Chinese asphalt tanker owner Xin Yuan Ocean Shipping has given the go-ahead for its initial public offering, and is seeking net proceeds of between $14.3m and $20.2m to expand its fleet.

The Fuzhou-based private shipowner plans to use the bulk of the money to order two 21,000-dwt ­asphalt tanker newbuildings.

The company, whose name is sometimes transliterated into Shun Yuen, is offering 25% of shares to the public on the Hong Kong Stock Exchange, under the name of holding company Xin Yuan Enterprises Group. However, the lion's share of that is set to go to a pre-subscribed cornerstone investor, Xiamen-based Huate Holdings, which is also a key customer.

Xin Yuan has agreed to charter one of its planned new asphalt ­carriers to Huate.

The IPO is meant to price next Tuesday, 18 September.

Rapidly diversifying

Currently, the company owns nine ­asphalt carriers, all ordered as newbuildings, with Cosco as its biggest customer, but it has a ­rapidly diversifying business base, ­including time charter, contract of affreightment (COA) and spot business.

Xin Yuan chief financial officer Andy Lin (Lin Shifeng) could not immediately be reached for comment.

TradeWinds first reported on the planned IPO in November 2016.

The company is 91% controlled through intermediate entities by its three founders, chairman Ding Xiaoli, chief executive Xu Wenjun and executive director Ding Yuzhao.

The remaining 9% is held by a major customer, Bilsea International, which is controlled by Liu Weipeng and husband Yan Xiankai.

Xin Yuan shareholder and major customer Liu Weipeng of Bilsea International

Shipping databases list part of the fleet as controlled by Xin Yuan and part by the affiliated Bilxin Shipping.

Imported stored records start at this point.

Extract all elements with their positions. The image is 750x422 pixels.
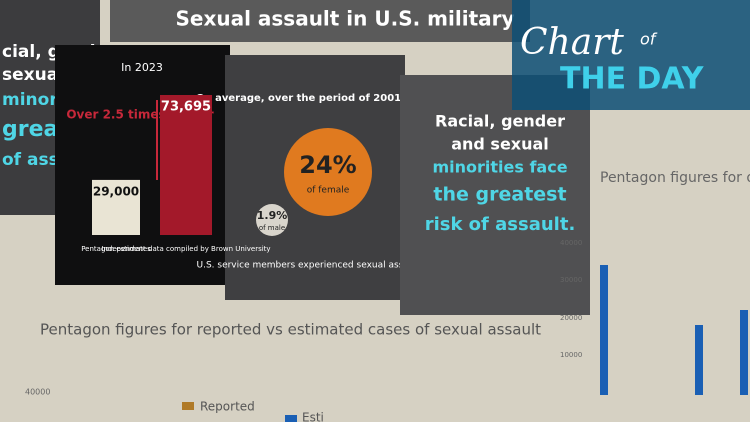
bar: [160, 95, 212, 235]
bar-value: 73,695: [161, 100, 211, 115]
right-title: Pentagon figures for of sexual assault: [600, 170, 750, 186]
period: In 2023: [121, 61, 163, 74]
legend-swatch: [182, 402, 194, 410]
right-ytick: 40000: [560, 239, 582, 247]
bar-value: 29,000: [93, 184, 139, 198]
left-line: sexual: [2, 65, 64, 85]
right-ytick: 10000: [560, 351, 582, 359]
decor-bar: [695, 325, 703, 395]
circle-caption: U.S. service members experienced sexual …: [197, 261, 424, 271]
decor-bar: [600, 265, 608, 395]
right-ytick: 30000: [560, 276, 582, 284]
risk-line: the greatest: [433, 184, 566, 206]
risk-line: Racial, gender: [435, 112, 565, 131]
risk-line: minorities face: [432, 158, 567, 177]
logo-chart: Chart: [520, 22, 624, 63]
circle: [256, 204, 288, 236]
legend-swatch: [285, 415, 297, 422]
logo-day: THE DAY: [560, 62, 705, 97]
circle-intro: On average, over the period of 2001–2021: [196, 93, 434, 104]
risk-line: risk of assault.: [425, 214, 576, 235]
bottom-title: Pentagon figures for reported vs estimat…: [40, 321, 541, 339]
circle: [284, 128, 372, 216]
title-band: [110, 0, 530, 42]
circle-value: 1.9%: [257, 209, 288, 222]
bar: [92, 179, 140, 235]
decor-bar: [740, 310, 748, 395]
bar-label: Pentagon estimates: [81, 245, 151, 253]
risk-line: and sexual: [451, 135, 549, 154]
risk-text: Racial, gender and sexual minorities fac…: [425, 112, 576, 236]
bottom-ytick: 40000: [25, 388, 50, 397]
circle-label: of female: [307, 186, 350, 196]
legend-label: Esti: [302, 411, 324, 422]
logo-of: of: [640, 30, 658, 49]
title: Sexual assault in U.S. military: [175, 7, 514, 31]
risk-panel: [400, 75, 590, 315]
logo-bg: [512, 0, 750, 110]
bar-label: Independent data compiled by Brown Unive…: [101, 245, 270, 253]
right-ticks: 40000 30000 20000 10000: [560, 239, 582, 359]
circle-value: 24%: [299, 151, 356, 179]
circle-label: of male: [259, 224, 285, 232]
right-ytick: 20000: [560, 314, 582, 322]
legend-label: Reported: [200, 400, 255, 414]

But after the IPO, all nine ships in the water will be in the Xin Yuan fleet.

The company began eight years ago as a pure time charter owner for a single customer, Cosco. In 2015, 100% of the business was still from Cosco time charters, but by 2017, Cosco accounted for only 29.7% of revenue and 33.4% of gross profits.

Xin Yuan made gross profits of $4.4m on revenues of $10.8m in 2015. The following year, the figures were $6.4m on $15.5m. By 2017, when time charter revenue from all sources had doubled but COA and voyage charter business had also become important, gross profits had swollen to $13.3m on $33.7m revenue.

Bottom line

But administrative, foreign exchange and finance costs increased greatly in 2017, so the company's bottom-line profit during the three years went from $3.7m to $4.5m to only $6m.

Other customers now include US-based Sargeant Marine, trader Vitol, new investor Huate and related party Seabridge.

Xin Yuan had its origins in 2010 when private enterprise was needed to fill a gap caused by government economic policy. Xu Wenjun learned from Cosco officials that customers were demanding more asphalt carrier tonnage, but as a central state-owned enterprise (SOE), Cosco was not in a ­position to order ships.

The Zhuang Yuan Ao, Xin Yuan’s second newbuilding, was built in 2012 Photo: Bernard Spragg

Chinese manufacturing industries, including shipbuilding, were glutted with excess capacity thanks to economic stimulus policies, yet SOEs, including Cosco, were not in a position to ­order ­vessels as needed.

At the time, Chinese manufacturing industries, including shipbuilding, were glutted with excess capacity thanks to economic stimulus policies, yet SOEs, including Cosco, were not in a position to order vessels as needed.

"The state-owned enterprises in the PRC [People's Republic of China] were not encouraged to invest in major production equipment and they were required to obtain approval when intended to do so," Xin Yuan said in its IPO prospectus.

Demand unsatisfied

Meanwhile, the global shipping industry was burdened with excessive tonnage, and many owners were avoiding ordering newbuildings, so customer demand went unsatisfied.

On that basis, Xu recruited his partners, Ding Xiaoli and Ding Yuzhao (no relation), from outside the shipping industry and their start-up ordered its first two 12,000-dwt vessels for 10-year charters to Cosco Southern Asphalt. The San Du Ao (built 2011) was built at Fuzhou's People’s Liberation Army No 4807 Shipyard at a cost of $24.3m, followed by the Zhuang Yuan Ao (built 2012) at Cosco Dalian for $26m.

The company's more recent newbuildings are in the 8,000-dwt range.

Xin Yuan considers China's global Belt and Road Initiative (BRI) infrastructure programme important as a source of future business, but recently closed the door on a proposal to collaborate with Huate and an unnamed Chinese property developer to build a series of BRI-related asphalt processing, storage and logistics facilities in Africa and Australia.